Firebots and Robotics
GoEngineer has sponsored the Fremont High School Firebots with SOLIDWORKS training, mentoring and 3D printing services for the last 2 years.
The Firebots are a student-led organization focused on using robotics to teach and inspire students of all ages down a path in STEM related fields.
My role as a mentor is to guide them in the decision-making process while teaching general engineering skills.
The guiding philosophy is for students to make the final design decisions, even if they are fundamentally flawed, so long as there isn’t a safety concern. To learn and grow from mistakes is a key attribute that we try to instill in the students.
The Firebots Challenge
The platform used to teach these skills is FIRST (For Inspiration and Recognition of Science and Technology). Every January, FIRST releases a new game and set of rules. The students then have approximately 6 weeks to design and build a robot to compete in this competition.
This year’s competition was a medieval themed game called FIRST Stronghold. Upon seeing the reveal video and reading over the rules, the students decided they wanted to build a robot that could do everything the game asked of them.
After working 6 days a week for the first 4 weeks and then every day for the last couple of weeks, a robot was built. It did not have all the functions they had hoped for, but it should have been able to perform most of the strategy developed in the beginning. The bad news was that it couldn’t.
The schedule had slipped quite a bit and the robot wasn’t able to be fully tested until the final night of build season. By midnight on the last day of build; you need to place the robot in a large plastic bag that is sealed with a serialized tag. After that, you are not allowed to touch the robot until an official at a competition cuts the tag off.
Faced with a major dilemma, the team could go to the competition with the robot in the bag and hope they could make small band-aid repairs or go for it all and make drastic changes. You see, FIRST allows teams to bring up to 30 pounds of spare parts to each competition, generally intended as back-ups for existing systems on the robot.
The students decided they were going to design and build a whole new drive base including a new ball intake and shooter weighing less than 30 pounds all in 2 weeks. Through late nights and full weekends, they managed to get it all done in 29.3 pounds, but this was only part 1 of the challenge.
Competition Day Details
- Day 1: “Pit Day” Set up your pit area, robot inspections, and practice if time permits.
- Day 2: Qualification Matches
- Day 3: Final qualification matches and elimination rounds.
In order for our team to compete, we needed to assemble our new robot and pass inspection before the start of matches on Day 2.
The Deadline is Near
In order to maximize their time, the students arrived at the pit area early in the morning.
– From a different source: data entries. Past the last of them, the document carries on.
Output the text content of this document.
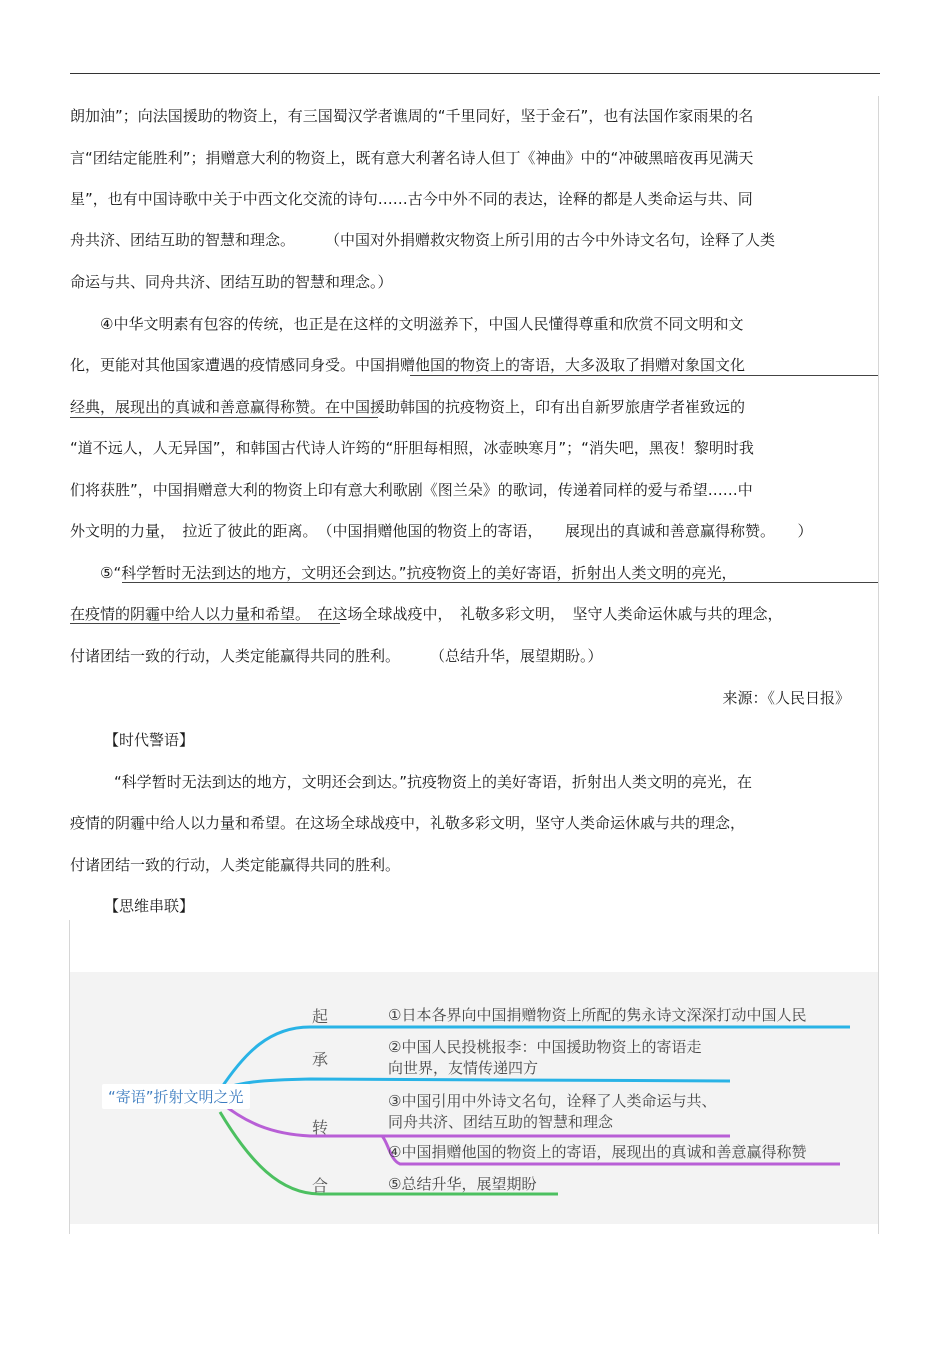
朗加油”；向法国援助的物资上，有三国蜀汉学者谯周的“千里同好，坚于金石”，也有法国作家雨果的名
言“团结定能胜利”；捐赠意大利的物资上，既有意大利著名诗人但丁《神曲》中的“冲破黑暗夜再见满天
星”，也有中国诗歌中关于中西文化交流的诗句……古今中外不同的表达，诠释的都是人类命运与共、同
舟共济、团结互助的智慧和理念。　　　（中国对外捐赠救灾物资上所引用的古今中外诗文名句，诠释了人类
命运与共、同舟共济、团结互助的智慧和理念。）
　　④中华文明素有包容的传统，也正是在这样的文明滋养下，中国人民懂得尊重和欣赏不同文明和文
化，更能对其他国家遭遇的疫情感同身受。中国捐赠他国的物资上的寄语，大多汲取了捐赠对象国文化
经典，展现出的真诚和善意赢得称赞。在中国援助韩国的抗疫物资上，印有出自新罗旅唐学者崔致远的
“道不远人，人无异国”，和韩国古代诗人许筠的“肝胆每相照，冰壶映寒月”；“消失吧，黑夜！黎明时我
们将获胜”，中国捐赠意大利的物资上印有意大利歌剧《图兰朵》的歌词，传递着同样的爱与希望……中
外文明的力量，　拉近了彼此的距离。　（中国捐赠他国的物资上的寄语，　　展现出的真诚和善意赢得称赞。　　）
　　⑤“科学暂时无法到达的地方，文明还会到达。”抗疫物资上的美好寄语，折射出人类文明的亮光，
在疫情的阴霾中给人以力量和希望。　在这场全球战疫中，　礼敬多彩文明，　坚守人类命运休戚与共的理念，
付诸团结一致的行动，人类定能赢得共同的胜利。　　　（总结升华，展望期盼。）
来源：《人民日报》
【时代警语】
“科学暂时无法到达的地方，文明还会到达。”抗疫物资上的美好寄语，折射出人类文明的亮光，在
疫情的阴霾中给人以力量和希望。在这场全球战疫中，礼敬多彩文明，坚守人类命运休戚与共的理念，
付诸团结一致的行动，人类定能赢得共同的胜利。
【思维串联】
“寄语”折射文明之光
起	①日本各界向中国捐赠物资上所配的隽永诗文深深打动中国人民
承
②中国人民投桃报李：中国援助物资上的寄语走
向世界，友情传递四方
转
③中国引用中外诗文名句，诠释了人类命运与共、
同舟共济、团结互助的智慧和理念
④中国捐赠他国的物资上的寄语，展现出的真诚和善意赢得称赞
合	⑤总结升华，展望期盼
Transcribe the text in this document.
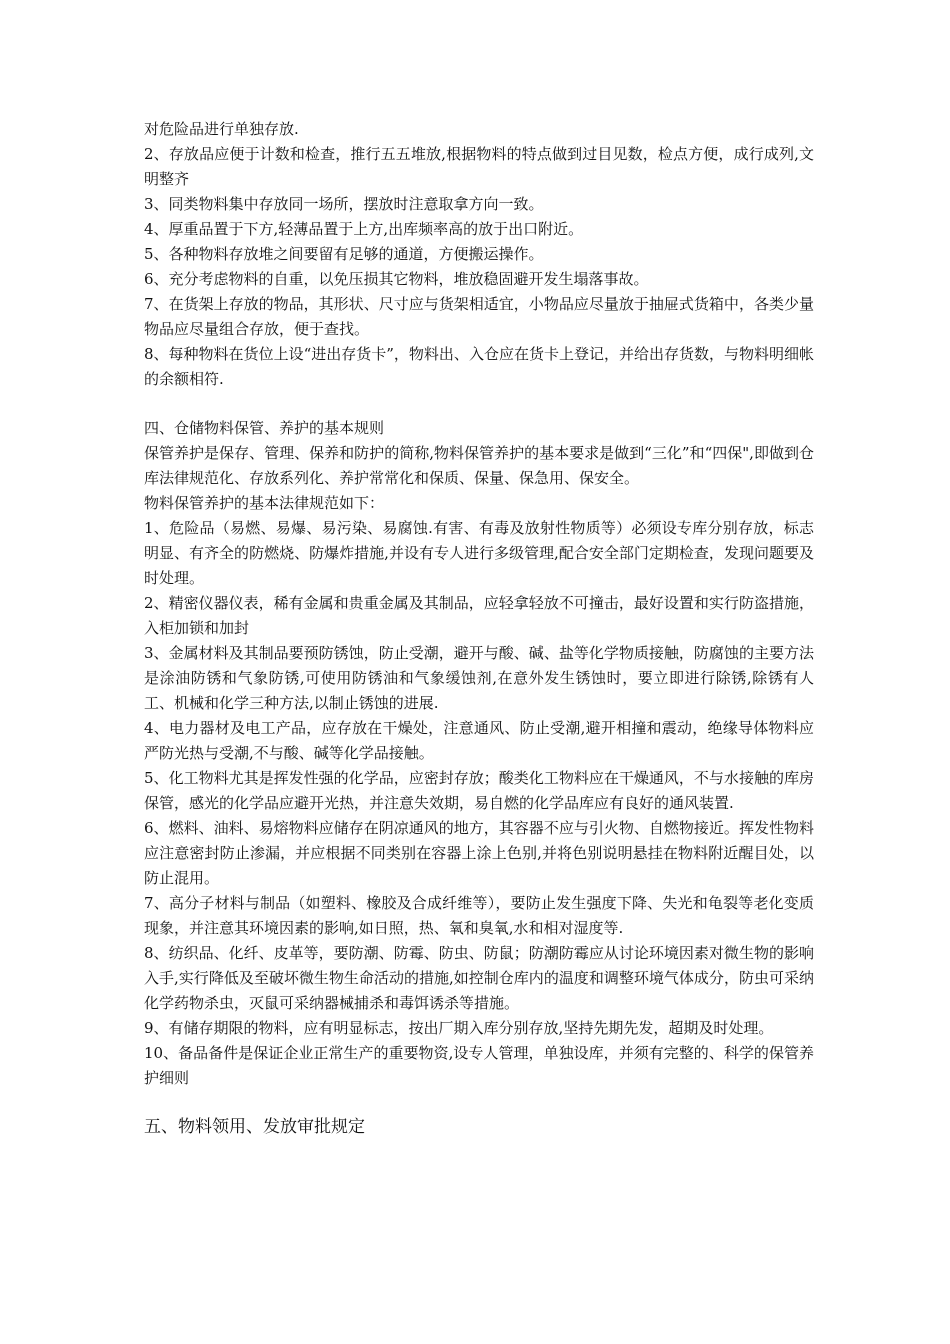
对危险品进行单独存放.

2、存放品应便于计数和检查，推行五五堆放,根据物料的特点做到过目见数，检点方便，成行成列,文明整齐

3、同类物料集中存放同一场所，摆放时注意取拿方向一致。

4、厚重品置于下方,轻薄品置于上方,出库频率高的放于出口附近。

5、各种物料存放堆之间要留有足够的通道，方便搬运操作。

6、充分考虑物料的自重，以免压损其它物料，堆放稳固避开发生塌落事故。

7、在货架上存放的物品，其形状、尺寸应与货架相适宜，小物品应尽量放于抽屉式货箱中，各类少量物品应尽量组合存放，便于查找。

8、每种物料在货位上设“进出存货卡”，物料出、入仓应在货卡上登记，并给出存货数，与物料明细帐的余额相符.

四、仓储物料保管、养护的基本规则

保管养护是保存、管理、保养和防护的简称,物料保管养护的基本要求是做到“三化”和“四保",即做到仓库法律规范化、存放系列化、养护常常化和保质、保量、保急用、保安全。

物料保管养护的基本法律规范如下：

1、危险品（易燃、易爆、易污染、易腐蚀.有害、有毒及放射性物质等）必须设专库分别存放，标志明显、有齐全的防燃烧、防爆炸措施,并设有专人进行多级管理,配合安全部门定期检查，发现问题要及时处理。

2、精密仪器仪表，稀有金属和贵重金属及其制品，应轻拿轻放不可撞击，最好设置和实行防盗措施，入柜加锁和加封

3、金属材料及其制品要预防锈蚀，防止受潮，避开与酸、碱、盐等化学物质接触，防腐蚀的主要方法是涂油防锈和气象防锈,可使用防锈油和气象缓蚀剂,在意外发生锈蚀时，要立即进行除锈,除锈有人工、机械和化学三种方法,以制止锈蚀的进展.

4、电力器材及电工产品，应存放在干燥处，注意通风、防止受潮,避开相撞和震动，绝缘导体物料应严防光热与受潮,不与酸、碱等化学品接触。

5、化工物料尤其是挥发性强的化学品，应密封存放；酸类化工物料应在干燥通风，不与水接触的库房保管，感光的化学品应避开光热，并注意失效期，易自燃的化学品库应有良好的通风装置.

6、燃料、油料、易熔物料应储存在阴凉通风的地方，其容器不应与引火物、自燃物接近。挥发性物料应注意密封防止渗漏，并应根据不同类别在容器上涂上色别,并将色别说明悬挂在物料附近醒目处，以防止混用。

7、高分子材料与制品（如塑料、橡胶及合成纤维等），要防止发生强度下降、失光和龟裂等老化变质现象，并注意其环境因素的影响,如日照，热、氧和臭氧,水和相对湿度等.

8、纺织品、化纤、皮革等，要防潮、防霉、防虫、防鼠；防潮防霉应从讨论环境因素对微生物的影响入手,实行降低及至破坏微生物生命活动的措施,如控制仓库内的温度和调整环境气体成分，防虫可采纳化学药物杀虫，灭鼠可采纳器械捕杀和毒饵诱杀等措施。

9、有储存期限的物料，应有明显标志，按出厂期入库分别存放,坚持先期先发，超期及时处理。

10、备品备件是保证企业正常生产的重要物资,设专人管理，单独设库，并须有完整的、科学的保管养护细则

五、物料领用、发放审批规定
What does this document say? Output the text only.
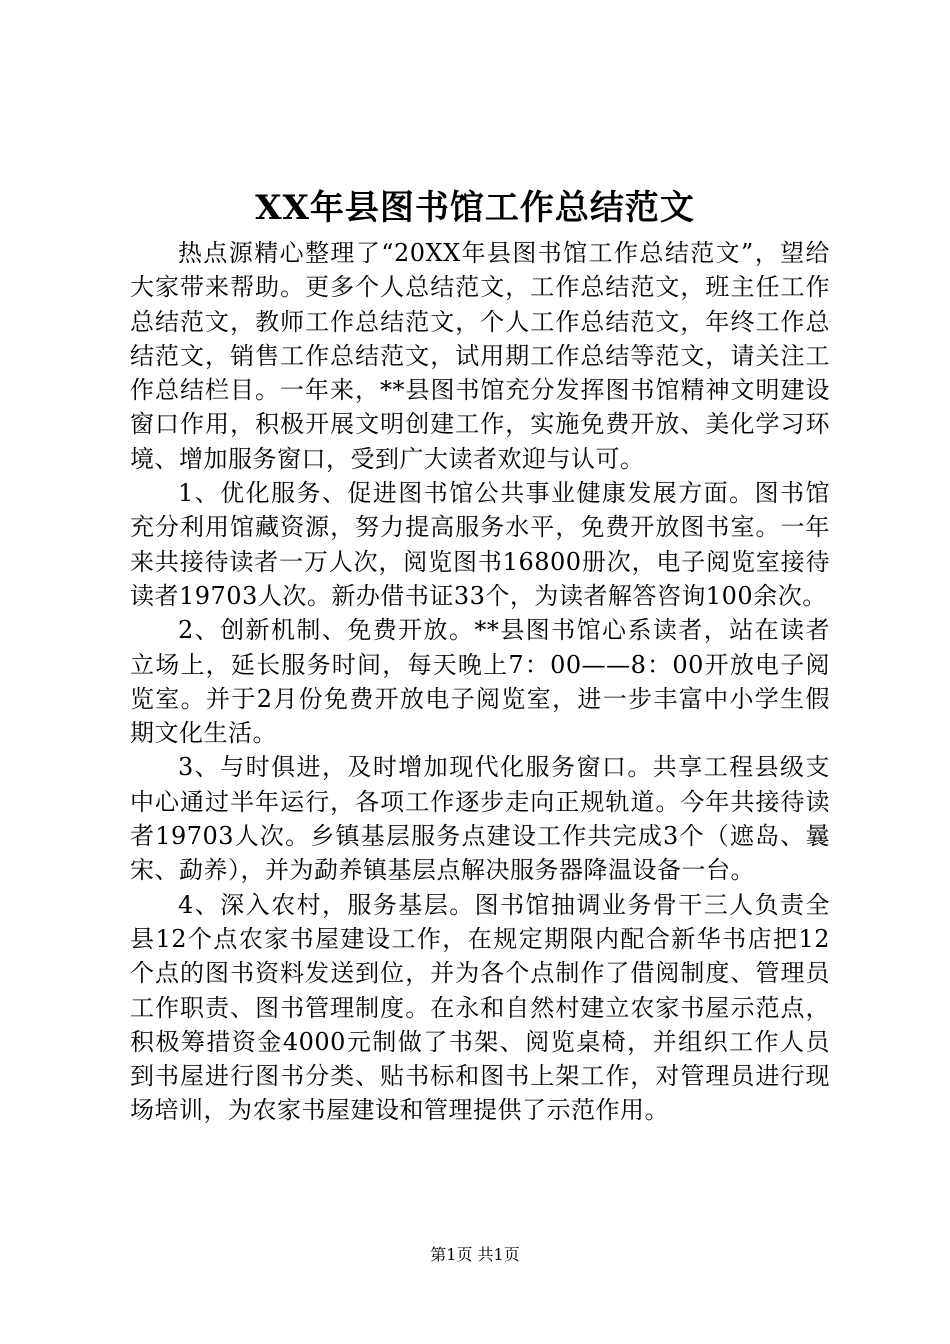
XX年县图书馆工作总结范文

热点源精心整理了“20XX年县图书馆工作总结范文”，望给大家带来帮助。更多个人总结范文，工作总结范文，班主任工作总结范文，教师工作总结范文，个人工作总结范文，年终工作总结范文，销售工作总结范文，试用期工作总结等范文，请关注工作总结栏目。一年来，**县图书馆充分发挥图书馆精神文明建设窗口作用，积极开展文明创建工作，实施免费开放、美化学习环境、增加服务窗口，受到广大读者欢迎与认可。

1、优化服务、促进图书馆公共事业健康发展方面。图书馆充分利用馆藏资源，努力提高服务水平，免费开放图书室。一年来共接待读者一万人次，阅览图书16800册次，电子阅览室接待读者19703人次。新办借书证33个，为读者解答咨询100余次。

2、创新机制、免费开放。**县图书馆心系读者，站在读者立场上，延长服务时间，每天晚上7：00——8：00开放电子阅览室。并于2月份免费开放电子阅览室，进一步丰富中小学生假期文化生活。

3、与时俱进，及时增加现代化服务窗口。共享工程县级支中心通过半年运行，各项工作逐步走向正规轨道。今年共接待读者19703人次。乡镇基层服务点建设工作共完成3个（遮岛、曩宋、勐养），并为勐养镇基层点解决服务器降温设备一台。

4、深入农村，服务基层。图书馆抽调业务骨干三人负责全县12个点农家书屋建设工作，在规定期限内配合新华书店把12个点的图书资料发送到位，并为各个点制作了借阅制度、管理员工作职责、图书管理制度。在永和自然村建立农家书屋示范点，积极筹措资金4000元制做了书架、阅览桌椅，并组织工作人员到书屋进行图书分类、贴书标和图书上架工作，对管理员进行现场培训，为农家书屋建设和管理提供了示范作用。

第1页 共1页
They removed the parts they were re-using from the bagged robot and installed them on the new drive base. It took over 12 hours to get the robot assembled and inspected, but they did it.
The first day included 7 matches with the first 6 serving as debugging for our brand new robot. On the last match of Day 1, we finally had a bug free run where the robot performed for the full match and we were able to contribute to our alliance. The bug free matches continued on Day 3 for our final 3 matches and we ended up 31st out of 49 teams. We weren’t selected to be in the elimination rounds, but overall, this was quite an accomplishment.
Day 3 is concluded with an awards ceremony. Much to our surprise, our team was called upon for the Spirit Award. This award is generally given to the team that is the loudest and are the most spirited in the stands throughout the competition.
Our students could have let the robot troubles and ranking drag them down, but they didn’t. They cheered through it all and had fun doing it. After all, 2 weeks from this competition was another just waiting for us.
Madera to Sacramento
The first day in Sacramento was much more relaxed than in Madera. Now that we had a functional robot to start the day; we were able to pass inspection early on and get our driver some much needed practice on the field.
Here we are in Day 2 and a few more bugs showed up during our matches. We weren’t able to compete as well as we had hoped to. We ended the day close to last place. Fortunately, this didn’t kill the team’s spirit as much as it could have.
On Day 3, the students kept pushing on, putting the best robot they could out on the field and cheering as loud as they could in the stands. The last match of the day was also the last match of the Qualification rounds. We ranked 60 out of 60. our robot and drive team performed the best match of the season. We jumped up to the 54th position. We didn’t win any official trophies this time but constantly improved and learned lessons that will be invaluable for next season.
This season, perseverance and a never-say-die attitude was truly inspirational. Not once did the Firebots accept defeat, even after being in last place with a temperamental robot. I can’t wait to see how they use this experience to learn and grow next season.